Zweite Frage ist : Ist außer der Grafik (mit Mods natürlich) noch ein großer Unterschied zwischen der PS4 und der PC Version ?

Allles klar hoffe Ihr könnt mir da ein wenig weiterhelfen 

MfG


----------



## joneskey98 (7. September 2014)

*AW: Minecraft für PC oder PS4 was lohnt sich mehr ?*

Also ich kann nur sagen nehms für PC. Ich kann mit meiner gtx750 mit Seus v10.1 Ultra shader so bei 45 Fps mit 128x128 Chroma hills Pack. Meine Freund hat ne 770 und nen I5 4590 wenn ich mich recht erinnere. Da läuft das ganze gespann dauerhaft auf 60 mit sehr hoher sichtweite. Wies mit der Modfreundlichkeit auf der Ps4 aussieht weis ich nicht. Aber am Pc kannst du reintun wie du lustig bist.

Gruß.


----------



## Lucanio12 (7. September 2014)

*AW: Minecraft für PC oder PS4 was lohnt sich mehr ?*

Danke, für die Antwort!


----------



## joneskey98 (7. September 2014)

*AW: Minecraft für PC oder PS4 was lohnt sich mehr ?*

Kein ding. Helfe gerne wo ich helfen kann [emoji6]


----------



## Erok (7. September 2014)

*AW: Minecraft für PC oder PS4 was lohnt sich mehr ?*

Moin 

kannst Dir ja erst mal das kostenlose Minetest runter laden am PC und testen, ob es Dir auf dem PC spass macht oder nicht 

Greetz Erok


----------



## PrOXiMATEHD (7. September 2014)

*AW: Minecraft für PC oder PS4 was lohnt sich mehr ?*

Die PC Version ist die mit Abstand beste Version von Minecraft. Dein PC sollte auch Shadermods und Texturepacks locker zum laufen bekommen. 
Die PC Version ist auch immer "aktueller", d.h. sie hat schon neue Updates mit mehr Features erhalten, die auf Konsolen noch nicht verfügbar sind. Zudem ist die Weltgröße auf allen Konsolen begrenzt, während die Welt am PC endlos nachgeneriert wird. Auf dem PC gibt es auch deutlich mehr und bessere Server, die auch viele Mini-/Funspiele anbieten.

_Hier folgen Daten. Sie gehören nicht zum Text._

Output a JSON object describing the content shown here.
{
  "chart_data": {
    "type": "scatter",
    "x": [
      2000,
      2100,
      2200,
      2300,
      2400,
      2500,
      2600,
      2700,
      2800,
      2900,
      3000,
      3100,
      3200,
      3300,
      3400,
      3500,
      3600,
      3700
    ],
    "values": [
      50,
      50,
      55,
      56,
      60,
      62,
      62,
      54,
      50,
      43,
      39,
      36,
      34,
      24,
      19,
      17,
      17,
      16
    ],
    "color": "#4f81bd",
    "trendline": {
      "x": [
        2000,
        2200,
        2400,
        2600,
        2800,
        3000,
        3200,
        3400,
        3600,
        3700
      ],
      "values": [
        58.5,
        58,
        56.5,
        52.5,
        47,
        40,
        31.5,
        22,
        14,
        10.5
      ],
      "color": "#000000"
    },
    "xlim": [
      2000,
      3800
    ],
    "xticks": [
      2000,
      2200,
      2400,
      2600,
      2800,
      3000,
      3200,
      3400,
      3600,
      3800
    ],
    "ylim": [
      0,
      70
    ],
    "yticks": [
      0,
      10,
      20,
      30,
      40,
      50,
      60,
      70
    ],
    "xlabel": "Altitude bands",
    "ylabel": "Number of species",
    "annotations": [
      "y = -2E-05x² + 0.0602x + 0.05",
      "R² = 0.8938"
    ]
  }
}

Die Konsolenvarianten unterstützen glaube ich auch keine Mods; zumindest wüsste ich nicht wie man das auf einem geschlossenen System wie der PS4 installieren sollte. Und gerade Mods können das Spiel nochmal richtig interessant werden lassen.

Wenn ein solch potenter PC bereit steht würde ich Minecraft auf jeden Fall am PC spielen.


----------



## SirBullyyy (7. September 2014)

*AW: Minecraft für PC oder PS4 was lohnt sich mehr ?*

Nachdem ich gesehen habe das im Xbox Store (wird im PS4 Store auch so sein) Texturepacks und Skins gegen Geld verkauft werden, hol dir die PC -Version, da kannste Texturepacks und Skins einspielen wie du willst.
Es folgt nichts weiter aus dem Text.